Last week's billion-dollar signing by Warner Brothers of producer-directors JJ Abrams and John Wells to production deals may well be the culmination of the long struggle for actors and directors to earn a share of studio profits. Nowhere before in history have art and commerce melded together like in cinema. From the very beginning, the Seventh Art was also an industry. And in Hollywood money was never just a mere afterthought to creativity.
Nevertheless, MGM’s slogan was Ars Gratia Artis, Art for art’s sake, and studio assumed their contract players believed that. So for the first half of the last century, actors and directors were content just punching time cards for the studios. They were happy with their salaries, maybe less happy with the taxes they were paying in the second half of the century. But certainly money wasn’t their motivation. The one exception was James Cagney who forced Warner Brothers’ hand but ended up the worse for that.
True some them took advantage of tax shelters (oil drilling for example) but even those backfired. As early as 1919 Mary Pickford, Douglas Fairbanks, and Charlie Chaplin had created their own studio, United Artists, but even that venture never made any of them very rich.
The one success story was Samuel Goldwyn, who a year later, started financing his own movies and ended up arguably the wealthiest of all Hollywood legends. Another was Greta Garbo. She never got a percentage of her movies or sought ownership, but before quitting acting abruptly in 1942, she was Hollywood’s highest-paid Hollywood actress, and when she died 40 years later she left a considerable estate thanks to wise investments.
But by 1950 the face of Hollywood had changed. Not just because of the impact of television, which had decimated movie attendance, but because of the Supreme Court antitrust ruling of 1948 which effectively dismantled the Hollywood system by prohibiting studios from monopolizing theater exhibition as well as distribution and production. Another blow came even later in 1962 when the justice dept. forced a separation of the largest talent agency MCA and Universal which it owned.
This led Lew Wasserman (who ran both) to encourage his stable of talent to enter into production deals with the studios. He expanded on a practice established in the 1930s whereby an actor could pay much less tax by turning himself into a corporation, which was taxed at a much lower rate than personal income.
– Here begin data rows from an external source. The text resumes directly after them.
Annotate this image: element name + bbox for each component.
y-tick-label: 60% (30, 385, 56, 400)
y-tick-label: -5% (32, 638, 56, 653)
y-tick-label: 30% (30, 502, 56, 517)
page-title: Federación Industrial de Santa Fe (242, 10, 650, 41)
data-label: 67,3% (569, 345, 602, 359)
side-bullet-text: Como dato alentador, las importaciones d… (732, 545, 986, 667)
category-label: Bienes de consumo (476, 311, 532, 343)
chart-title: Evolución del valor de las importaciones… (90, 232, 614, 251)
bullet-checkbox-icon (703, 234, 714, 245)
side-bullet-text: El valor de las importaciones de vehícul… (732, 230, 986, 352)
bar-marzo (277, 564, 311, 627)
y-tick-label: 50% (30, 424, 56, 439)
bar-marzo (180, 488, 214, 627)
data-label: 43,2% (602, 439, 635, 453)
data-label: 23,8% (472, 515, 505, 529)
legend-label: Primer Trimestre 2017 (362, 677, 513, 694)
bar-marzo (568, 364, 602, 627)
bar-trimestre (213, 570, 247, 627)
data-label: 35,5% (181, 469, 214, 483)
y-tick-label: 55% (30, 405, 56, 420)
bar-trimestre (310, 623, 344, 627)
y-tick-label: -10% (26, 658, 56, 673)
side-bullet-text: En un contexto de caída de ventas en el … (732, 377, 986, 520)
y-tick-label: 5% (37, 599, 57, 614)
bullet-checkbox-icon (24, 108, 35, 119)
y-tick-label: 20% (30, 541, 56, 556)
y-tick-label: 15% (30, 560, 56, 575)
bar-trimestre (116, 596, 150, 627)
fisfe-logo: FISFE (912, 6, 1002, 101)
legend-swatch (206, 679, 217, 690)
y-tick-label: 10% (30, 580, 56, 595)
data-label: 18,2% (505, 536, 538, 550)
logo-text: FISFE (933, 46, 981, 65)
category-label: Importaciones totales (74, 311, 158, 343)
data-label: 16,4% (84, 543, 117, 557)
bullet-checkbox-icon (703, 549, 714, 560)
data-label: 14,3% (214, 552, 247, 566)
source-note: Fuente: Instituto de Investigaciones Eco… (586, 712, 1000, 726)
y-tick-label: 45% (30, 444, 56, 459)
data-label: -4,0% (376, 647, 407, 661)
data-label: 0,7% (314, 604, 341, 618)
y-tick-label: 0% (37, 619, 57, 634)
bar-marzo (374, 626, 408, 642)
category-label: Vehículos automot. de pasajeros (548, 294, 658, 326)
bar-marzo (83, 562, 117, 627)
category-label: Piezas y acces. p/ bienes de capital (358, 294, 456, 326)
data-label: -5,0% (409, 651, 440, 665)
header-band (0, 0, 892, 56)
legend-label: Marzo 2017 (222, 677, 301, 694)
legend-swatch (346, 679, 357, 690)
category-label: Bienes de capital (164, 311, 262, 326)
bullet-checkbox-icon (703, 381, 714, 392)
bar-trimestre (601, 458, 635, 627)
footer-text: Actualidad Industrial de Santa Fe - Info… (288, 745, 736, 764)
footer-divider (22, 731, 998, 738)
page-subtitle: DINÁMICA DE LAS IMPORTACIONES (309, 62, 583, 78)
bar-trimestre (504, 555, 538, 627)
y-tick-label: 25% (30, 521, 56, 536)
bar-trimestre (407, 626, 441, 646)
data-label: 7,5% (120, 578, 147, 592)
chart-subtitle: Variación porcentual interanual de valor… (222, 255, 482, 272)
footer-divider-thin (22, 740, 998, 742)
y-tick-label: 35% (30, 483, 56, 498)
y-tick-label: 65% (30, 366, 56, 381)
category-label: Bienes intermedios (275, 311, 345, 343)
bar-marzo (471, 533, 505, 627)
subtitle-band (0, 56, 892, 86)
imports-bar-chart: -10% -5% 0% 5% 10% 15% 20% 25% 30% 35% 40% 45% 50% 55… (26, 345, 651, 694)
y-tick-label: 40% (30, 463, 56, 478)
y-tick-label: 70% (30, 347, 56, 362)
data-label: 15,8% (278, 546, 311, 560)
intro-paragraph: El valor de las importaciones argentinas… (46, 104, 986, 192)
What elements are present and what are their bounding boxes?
Wasserman used this tax avoidance scheme with actor James Stewart, beginning with the Anthony Mann western Winchester '73 (1950). This marked the first time an onscreen talent ever received "points in the film” – a business tactic that skyrocketed after Wasserman's negotiation and Stewart's ensuing success.
Before that only a few actors seemed bent on securing their financial future. The two that come to mind are Cecil B. deMille winners Burt Lancaster and Kirk Douglas, who separately formed production companies which produced the films they starred in. But for the most part, the really big stars cared less about commerce than art. Cary Grant, arguably the richest actor of the 1930s and 40s accumulated his wealth not by venturing into production but by signing lucrative deals with different studios and making three or four movies a year. Other great stars like Bette Davis, Joan Crawford, Greer Garson, Clark Gable, Katharine Hepburn, Spencer Tracy, and Marlene Dietrich, however, were quite content to just make movies as long as they were well paid for their labor.
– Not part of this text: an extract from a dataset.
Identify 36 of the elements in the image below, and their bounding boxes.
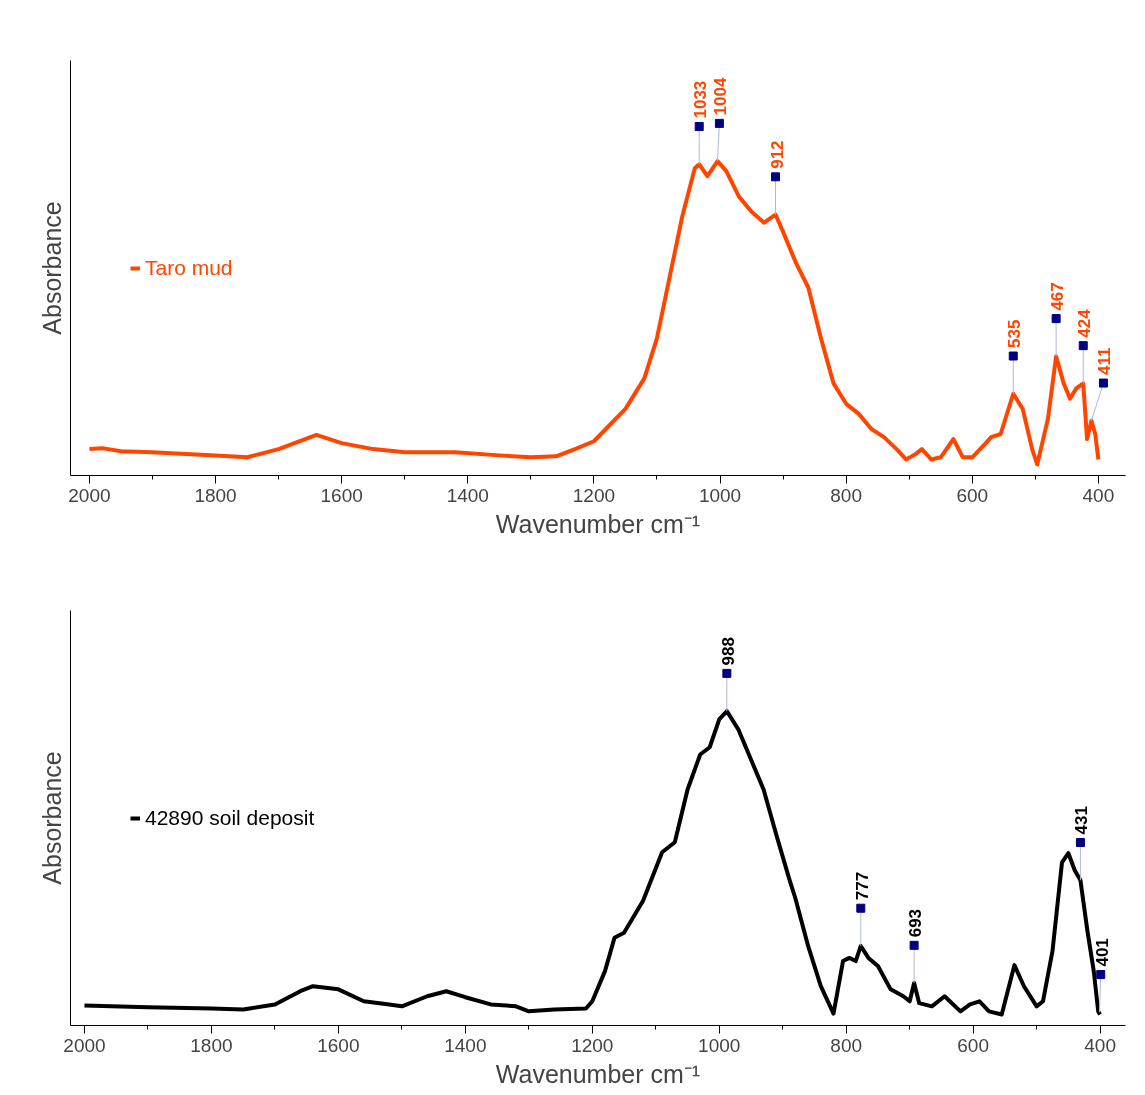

John Wayne, another Cecil B. deMille winner, formed Batjac, his production company, but for the most part, actors stuck to acting. A few took advantage of tax shelters, most notably the Burtons, Elizabeth, and Richard, who domiciled themselves in Switzerland, to avoid paying taxes.
Ironically people behind the camera, the producers and directors, who should have been at an advantage, had even less success when they ventured into independent production. For example Jerry Wald, who produced Mildred Pierce and Golden Globe winner Johnny Belinda. Once he was released from his servitude at Warner Bros., he set up his production company at RKO but with little success.
Even the formidable David O. Selznick who pioneered independent productions as early as 1935 eventually had to sell his Selznick Releasing Company assets to Warner Bros He died in 1965 spared of witnessing the sale of his Gone with the Wind to Ted Turner for peanuts.
Today’s stars have learned from their predecessor’s mistakes, quietly amassing fortunes as engines of their own brands. So we’re told that Sylvester Stallone, Arnold Schwarzenegger, Tom Hanks, and Clint Eastwood are worth in excess of $300 million, and George Clooney and Tom Cruise as much as $500 million.
And yet behind the curtain, the struggle continues, witness the current tension between WGA screenwriters and the agents who represent them over the packaging of their films to the studios. Commerce, ever the pressing handmaiden of Hollywood art.